Young Adult Literature, or YAL, has never been more popular or prevalent in this country. It seems like every month, a new film based on a novel or short story aimed at adolescents and young adults hits theaters to huge ticket sales, whether it be series like “Divergent,” “Twilight,” or “The Hunger Games” movies or the most recent giant, “The Fault in Our Stars.”
Last week, a collection of Young Adult authors gathered with scholars, students, teachers and librarians at LSU for the inaugural Young Adult Literature Conference & Seminar, hosted by the LSU College of Human Sciences & Education.

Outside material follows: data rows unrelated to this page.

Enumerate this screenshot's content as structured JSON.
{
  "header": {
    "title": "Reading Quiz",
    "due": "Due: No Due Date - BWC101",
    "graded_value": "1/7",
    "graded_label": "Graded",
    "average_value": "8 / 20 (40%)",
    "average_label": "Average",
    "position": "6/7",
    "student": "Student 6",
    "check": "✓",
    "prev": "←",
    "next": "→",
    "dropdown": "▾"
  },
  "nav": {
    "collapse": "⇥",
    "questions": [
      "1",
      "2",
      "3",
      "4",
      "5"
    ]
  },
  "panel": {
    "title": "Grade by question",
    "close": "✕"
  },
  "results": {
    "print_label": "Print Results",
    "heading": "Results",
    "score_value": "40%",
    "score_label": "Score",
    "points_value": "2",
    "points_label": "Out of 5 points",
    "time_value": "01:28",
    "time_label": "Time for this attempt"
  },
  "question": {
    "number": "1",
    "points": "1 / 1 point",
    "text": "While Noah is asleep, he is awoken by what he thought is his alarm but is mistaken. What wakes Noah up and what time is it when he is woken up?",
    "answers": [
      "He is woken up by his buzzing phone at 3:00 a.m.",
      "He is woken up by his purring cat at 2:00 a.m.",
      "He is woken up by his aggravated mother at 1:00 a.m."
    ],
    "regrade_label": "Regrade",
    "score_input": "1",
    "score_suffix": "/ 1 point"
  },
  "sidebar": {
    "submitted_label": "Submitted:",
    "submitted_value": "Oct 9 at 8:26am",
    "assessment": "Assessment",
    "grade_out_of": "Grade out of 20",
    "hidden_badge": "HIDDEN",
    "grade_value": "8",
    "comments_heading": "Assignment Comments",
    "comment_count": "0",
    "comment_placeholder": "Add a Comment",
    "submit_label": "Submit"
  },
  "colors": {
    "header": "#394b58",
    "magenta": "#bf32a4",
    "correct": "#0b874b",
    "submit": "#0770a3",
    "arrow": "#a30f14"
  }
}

The conference was the brainchild of School of Education professor Steve Bickmore and grew out of his own passion for young adult literature. The conference attracted eight speakers and 60 attendees, and also featured a number of authors from Louisiana and all around the country.
“In the current climate of pop culture, Young Adult Literature is extremely popular,” said Bickmore on his inspiration for the conference. “These books represent the fasting growing segment of print publication. This conference brought academics, teachers and young adult writers together in order to discuss the teaching and the critique of this engaging body of literature.”
“This conference helped teachers and librarians feel liberated in the face of high stakes testing; liberated to use books that meet kids where they are in their reading ability and interests,” he added. “When kids are free to choose what they want to read and are guided into lives with rich reading opportunities, they read more widely. They enjoy reading, they comprehend more and they engage in more complex levels of critical thinking. The conference provided an array of opportunities for teachers and librarians to increase their understanding of young adult literature as well as developing ways to include it in the curriculum.”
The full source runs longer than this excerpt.